Obrigado pela coleção de artigos que enviou, nos quais os autores tentam provar que a palavra “vinho” na Bíblia teria duplo sentido: em alguns casos significaria “suco de uva” e em outros “vinho alcoólico”. Ao contrário de um bom vinho, os argumentos ali são difíceis de engolir.

Hoje só conseguimos beber suco de uva em qualquer época do ano porque é pasteurizado, um processo inventado por Louis Pasteur. Portanto, pode até ser que os judeus bebessem suco de uva, mas isso só aconteceria em um breve período após a colheita, já que não tinham refrigeradores e nem conheciam a pasteurização. Qualquer suco de uva guardado por uma semana irá fermentar e acabar virando um tipo de vinho, ou criar mofo e ficar impróprio para o consumo.

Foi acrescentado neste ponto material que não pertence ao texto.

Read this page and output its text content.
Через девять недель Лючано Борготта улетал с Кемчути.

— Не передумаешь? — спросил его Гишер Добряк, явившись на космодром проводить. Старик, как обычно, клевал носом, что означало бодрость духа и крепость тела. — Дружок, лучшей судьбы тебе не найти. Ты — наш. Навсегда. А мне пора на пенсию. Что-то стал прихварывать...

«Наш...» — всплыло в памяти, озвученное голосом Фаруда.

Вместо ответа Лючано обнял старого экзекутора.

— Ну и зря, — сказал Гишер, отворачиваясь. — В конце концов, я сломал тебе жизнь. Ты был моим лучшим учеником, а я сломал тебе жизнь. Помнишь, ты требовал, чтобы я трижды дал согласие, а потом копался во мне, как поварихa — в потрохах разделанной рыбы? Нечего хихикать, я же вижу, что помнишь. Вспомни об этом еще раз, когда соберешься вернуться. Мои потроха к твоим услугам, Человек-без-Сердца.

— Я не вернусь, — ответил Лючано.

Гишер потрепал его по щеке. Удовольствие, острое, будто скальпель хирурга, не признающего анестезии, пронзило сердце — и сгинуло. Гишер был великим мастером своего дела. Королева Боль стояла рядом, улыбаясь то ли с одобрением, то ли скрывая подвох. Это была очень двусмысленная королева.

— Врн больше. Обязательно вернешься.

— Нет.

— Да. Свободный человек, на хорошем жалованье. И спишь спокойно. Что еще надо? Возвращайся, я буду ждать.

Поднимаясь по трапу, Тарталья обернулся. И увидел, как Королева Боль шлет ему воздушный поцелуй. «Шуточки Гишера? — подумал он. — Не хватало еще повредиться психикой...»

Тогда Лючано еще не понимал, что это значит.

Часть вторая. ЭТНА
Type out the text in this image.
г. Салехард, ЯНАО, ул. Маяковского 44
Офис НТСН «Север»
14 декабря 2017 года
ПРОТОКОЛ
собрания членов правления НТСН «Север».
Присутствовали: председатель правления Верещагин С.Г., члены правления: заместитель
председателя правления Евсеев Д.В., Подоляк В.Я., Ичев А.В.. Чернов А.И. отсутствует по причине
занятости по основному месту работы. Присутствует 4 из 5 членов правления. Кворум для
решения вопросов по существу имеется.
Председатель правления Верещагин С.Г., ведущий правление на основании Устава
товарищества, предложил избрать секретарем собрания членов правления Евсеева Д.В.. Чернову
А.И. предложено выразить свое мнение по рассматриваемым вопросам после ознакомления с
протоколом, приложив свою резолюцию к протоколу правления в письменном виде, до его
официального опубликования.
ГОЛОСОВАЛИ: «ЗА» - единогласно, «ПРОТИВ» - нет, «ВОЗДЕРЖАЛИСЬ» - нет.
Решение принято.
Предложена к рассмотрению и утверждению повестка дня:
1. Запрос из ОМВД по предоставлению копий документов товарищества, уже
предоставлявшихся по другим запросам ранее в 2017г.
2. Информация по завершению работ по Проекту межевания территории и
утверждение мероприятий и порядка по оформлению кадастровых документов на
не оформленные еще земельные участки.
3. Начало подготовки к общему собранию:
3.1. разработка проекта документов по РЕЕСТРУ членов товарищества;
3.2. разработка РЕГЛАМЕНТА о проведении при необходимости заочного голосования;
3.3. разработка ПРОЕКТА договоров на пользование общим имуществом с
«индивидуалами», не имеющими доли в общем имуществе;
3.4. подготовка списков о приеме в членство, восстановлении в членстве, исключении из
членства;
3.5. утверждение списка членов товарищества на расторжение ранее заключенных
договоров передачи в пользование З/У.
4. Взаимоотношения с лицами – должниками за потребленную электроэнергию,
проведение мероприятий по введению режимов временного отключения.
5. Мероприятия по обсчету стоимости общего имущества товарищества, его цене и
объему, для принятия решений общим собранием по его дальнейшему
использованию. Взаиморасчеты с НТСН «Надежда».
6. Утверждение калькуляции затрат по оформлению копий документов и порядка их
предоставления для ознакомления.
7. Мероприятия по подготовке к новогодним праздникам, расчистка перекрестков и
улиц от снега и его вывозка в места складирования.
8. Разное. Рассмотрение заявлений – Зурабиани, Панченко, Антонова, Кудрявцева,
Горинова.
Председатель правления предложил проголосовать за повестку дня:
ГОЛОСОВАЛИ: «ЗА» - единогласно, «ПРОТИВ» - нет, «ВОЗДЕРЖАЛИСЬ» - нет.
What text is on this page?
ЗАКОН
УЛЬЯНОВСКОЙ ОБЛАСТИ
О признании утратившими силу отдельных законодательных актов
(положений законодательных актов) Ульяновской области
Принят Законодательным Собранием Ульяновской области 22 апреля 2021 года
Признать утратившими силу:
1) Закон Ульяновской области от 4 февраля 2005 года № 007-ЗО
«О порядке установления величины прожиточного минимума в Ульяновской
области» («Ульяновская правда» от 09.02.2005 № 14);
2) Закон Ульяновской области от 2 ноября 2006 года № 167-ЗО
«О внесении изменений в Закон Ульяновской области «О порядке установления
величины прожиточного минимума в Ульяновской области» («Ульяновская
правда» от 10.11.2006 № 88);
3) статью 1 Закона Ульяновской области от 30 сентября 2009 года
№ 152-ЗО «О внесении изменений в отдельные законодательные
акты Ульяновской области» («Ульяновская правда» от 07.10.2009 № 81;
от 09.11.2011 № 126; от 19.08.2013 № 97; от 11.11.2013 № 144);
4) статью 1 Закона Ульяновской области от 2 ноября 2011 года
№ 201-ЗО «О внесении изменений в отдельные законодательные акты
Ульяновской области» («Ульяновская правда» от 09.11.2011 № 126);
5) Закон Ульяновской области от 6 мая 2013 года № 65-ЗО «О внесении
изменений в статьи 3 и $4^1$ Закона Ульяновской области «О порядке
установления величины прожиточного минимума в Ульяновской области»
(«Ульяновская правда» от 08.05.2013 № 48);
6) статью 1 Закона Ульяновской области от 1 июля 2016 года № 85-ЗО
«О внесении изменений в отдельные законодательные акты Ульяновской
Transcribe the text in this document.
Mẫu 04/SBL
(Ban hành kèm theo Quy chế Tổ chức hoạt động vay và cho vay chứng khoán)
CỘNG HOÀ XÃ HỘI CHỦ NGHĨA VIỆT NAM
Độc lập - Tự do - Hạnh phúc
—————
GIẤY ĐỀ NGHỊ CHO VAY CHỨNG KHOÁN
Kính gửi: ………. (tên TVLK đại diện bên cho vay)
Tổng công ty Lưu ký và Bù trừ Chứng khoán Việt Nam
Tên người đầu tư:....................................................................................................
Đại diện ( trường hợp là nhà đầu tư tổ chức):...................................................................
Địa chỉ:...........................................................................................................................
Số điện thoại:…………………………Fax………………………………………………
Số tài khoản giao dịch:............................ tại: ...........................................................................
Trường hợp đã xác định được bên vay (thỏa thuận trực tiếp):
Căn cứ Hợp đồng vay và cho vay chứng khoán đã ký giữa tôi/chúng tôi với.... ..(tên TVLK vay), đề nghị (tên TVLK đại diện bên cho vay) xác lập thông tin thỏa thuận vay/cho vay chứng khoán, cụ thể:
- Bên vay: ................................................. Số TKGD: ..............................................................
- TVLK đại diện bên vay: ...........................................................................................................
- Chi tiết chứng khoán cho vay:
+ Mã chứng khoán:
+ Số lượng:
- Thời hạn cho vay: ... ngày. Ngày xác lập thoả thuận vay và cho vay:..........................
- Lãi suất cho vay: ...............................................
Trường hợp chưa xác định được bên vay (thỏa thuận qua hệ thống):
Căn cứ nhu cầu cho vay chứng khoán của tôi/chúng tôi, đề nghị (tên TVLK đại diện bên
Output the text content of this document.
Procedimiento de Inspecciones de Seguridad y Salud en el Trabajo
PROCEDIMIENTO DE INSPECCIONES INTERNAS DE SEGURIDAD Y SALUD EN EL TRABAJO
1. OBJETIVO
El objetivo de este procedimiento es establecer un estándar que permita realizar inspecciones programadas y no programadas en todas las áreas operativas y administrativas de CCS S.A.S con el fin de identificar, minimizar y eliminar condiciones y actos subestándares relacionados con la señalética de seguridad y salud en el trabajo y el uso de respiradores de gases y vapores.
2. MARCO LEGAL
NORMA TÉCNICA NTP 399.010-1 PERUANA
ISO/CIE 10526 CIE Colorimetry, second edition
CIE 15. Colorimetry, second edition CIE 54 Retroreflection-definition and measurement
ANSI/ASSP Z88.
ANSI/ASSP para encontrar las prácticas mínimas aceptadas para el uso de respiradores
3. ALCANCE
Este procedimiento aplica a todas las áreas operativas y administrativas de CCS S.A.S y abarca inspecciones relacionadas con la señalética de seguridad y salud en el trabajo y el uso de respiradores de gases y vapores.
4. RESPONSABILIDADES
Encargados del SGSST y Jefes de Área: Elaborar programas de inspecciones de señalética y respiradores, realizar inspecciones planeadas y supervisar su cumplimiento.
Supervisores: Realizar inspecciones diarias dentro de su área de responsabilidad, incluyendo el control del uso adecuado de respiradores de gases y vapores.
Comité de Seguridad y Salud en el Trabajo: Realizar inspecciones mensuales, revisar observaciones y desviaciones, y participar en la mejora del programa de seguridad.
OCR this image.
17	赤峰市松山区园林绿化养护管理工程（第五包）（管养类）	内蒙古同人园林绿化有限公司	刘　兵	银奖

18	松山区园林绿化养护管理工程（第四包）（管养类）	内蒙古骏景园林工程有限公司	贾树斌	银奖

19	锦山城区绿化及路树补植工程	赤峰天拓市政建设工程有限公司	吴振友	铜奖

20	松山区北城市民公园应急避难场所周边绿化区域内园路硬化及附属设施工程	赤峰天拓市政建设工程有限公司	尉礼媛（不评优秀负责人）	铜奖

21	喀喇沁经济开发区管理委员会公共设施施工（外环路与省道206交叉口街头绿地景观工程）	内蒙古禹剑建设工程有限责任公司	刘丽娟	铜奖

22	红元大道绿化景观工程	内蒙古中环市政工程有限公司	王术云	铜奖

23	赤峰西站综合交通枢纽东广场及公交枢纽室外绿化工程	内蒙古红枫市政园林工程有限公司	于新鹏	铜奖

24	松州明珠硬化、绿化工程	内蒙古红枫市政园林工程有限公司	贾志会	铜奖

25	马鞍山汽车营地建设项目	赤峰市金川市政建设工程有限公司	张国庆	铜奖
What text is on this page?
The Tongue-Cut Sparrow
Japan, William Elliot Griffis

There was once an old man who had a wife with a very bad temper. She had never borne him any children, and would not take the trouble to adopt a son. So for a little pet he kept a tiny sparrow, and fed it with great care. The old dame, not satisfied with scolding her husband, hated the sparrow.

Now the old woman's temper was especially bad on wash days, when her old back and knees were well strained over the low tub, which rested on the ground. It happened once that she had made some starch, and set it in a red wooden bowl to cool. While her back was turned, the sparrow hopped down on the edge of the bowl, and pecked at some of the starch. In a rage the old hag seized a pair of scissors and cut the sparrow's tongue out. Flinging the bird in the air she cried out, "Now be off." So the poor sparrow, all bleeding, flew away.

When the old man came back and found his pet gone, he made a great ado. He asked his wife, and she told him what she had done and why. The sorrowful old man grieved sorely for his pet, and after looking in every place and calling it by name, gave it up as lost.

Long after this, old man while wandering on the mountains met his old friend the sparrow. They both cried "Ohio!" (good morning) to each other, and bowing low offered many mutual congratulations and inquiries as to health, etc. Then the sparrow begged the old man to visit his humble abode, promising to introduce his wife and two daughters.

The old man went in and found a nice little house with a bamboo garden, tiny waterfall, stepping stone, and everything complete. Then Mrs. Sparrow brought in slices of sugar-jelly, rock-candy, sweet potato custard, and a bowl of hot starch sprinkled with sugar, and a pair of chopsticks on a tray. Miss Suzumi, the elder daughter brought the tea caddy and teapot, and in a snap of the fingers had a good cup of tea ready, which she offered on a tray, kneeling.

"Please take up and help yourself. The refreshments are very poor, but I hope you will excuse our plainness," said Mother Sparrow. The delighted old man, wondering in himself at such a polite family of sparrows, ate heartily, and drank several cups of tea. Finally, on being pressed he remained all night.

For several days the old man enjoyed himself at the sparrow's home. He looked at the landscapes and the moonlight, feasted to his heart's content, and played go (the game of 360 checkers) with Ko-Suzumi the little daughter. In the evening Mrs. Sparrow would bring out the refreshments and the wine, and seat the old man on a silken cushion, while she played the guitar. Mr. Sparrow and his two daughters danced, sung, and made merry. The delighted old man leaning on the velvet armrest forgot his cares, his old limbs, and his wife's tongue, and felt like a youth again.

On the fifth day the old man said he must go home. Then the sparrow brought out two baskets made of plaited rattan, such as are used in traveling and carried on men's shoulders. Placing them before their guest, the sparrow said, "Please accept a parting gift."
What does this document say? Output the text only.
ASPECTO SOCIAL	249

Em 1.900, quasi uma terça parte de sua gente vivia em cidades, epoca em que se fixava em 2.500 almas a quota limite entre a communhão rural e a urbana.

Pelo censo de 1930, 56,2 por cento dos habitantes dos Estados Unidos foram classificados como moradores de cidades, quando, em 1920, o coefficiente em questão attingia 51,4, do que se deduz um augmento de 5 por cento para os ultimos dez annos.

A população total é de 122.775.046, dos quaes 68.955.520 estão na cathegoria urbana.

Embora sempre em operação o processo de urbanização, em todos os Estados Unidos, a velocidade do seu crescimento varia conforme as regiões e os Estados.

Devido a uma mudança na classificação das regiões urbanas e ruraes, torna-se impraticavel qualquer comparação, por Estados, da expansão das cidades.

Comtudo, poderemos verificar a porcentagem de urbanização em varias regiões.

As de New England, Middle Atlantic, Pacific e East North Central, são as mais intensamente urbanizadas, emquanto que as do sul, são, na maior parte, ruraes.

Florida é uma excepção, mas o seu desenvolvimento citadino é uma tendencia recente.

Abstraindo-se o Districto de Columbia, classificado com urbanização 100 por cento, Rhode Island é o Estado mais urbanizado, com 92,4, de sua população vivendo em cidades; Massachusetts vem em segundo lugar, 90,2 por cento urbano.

A questão do vinho alcoólico que geralmente é levantada por autores norte-americanos é uma consequência da cultura daquele país. Quando adolescente morei por um período na casa de uma família norte-americana e frequentei a high-school, equivalente ao colegial daqui.

Os garotos e garotas costumavam me convidar para sair à noite de carro para ir até o estado vizinho, onde a lei era mais branda e bebidas alcoólicas eram vendidas a maiores de 18 (no estado onde eu morava a idade mínima era 21). Lá um dos garotos, que tinha 18 anos, comprava garrafas de vinho e depois eles estacionavam em algum matagal para se embriagarem dentro do carro.

Eu nunca aceitava o convite pois, além de ilegal e passível de prisão, achava aquilo uma verdadeira idiotice. A questão é que, aquilo que para eles tinha a emoção de assaltar um banco, pois a cultura americana da época não deixava nem as crianças beberem café por ser estimulante, para mim era uma banalidade.

Eu fora criado num lar onde meu pai, como bom filho de italianos, mantinha um garrafão de vinho “Sangue de Boi” ao pé da mesa e sangria de vinho era refresco de criança. Mesmo assim nunca vi meu pai embriagado, e eu mesmo só me embriaguei uma vez nos tempos de faculdade para ver como era a sensação. Horrível.

O próprio Jesus se refere a si mesmo como alguém que comia e bebia, e a crítica que faziam dele só pode indicar que ele estivesse se referindo a beber vinho:

(Mt 11:19) “ Veio o Filho do Homem, comendo e bebendo , e dizem: Eis aí um homem comilão e beberrão , amigo de publicanos e pecadores”.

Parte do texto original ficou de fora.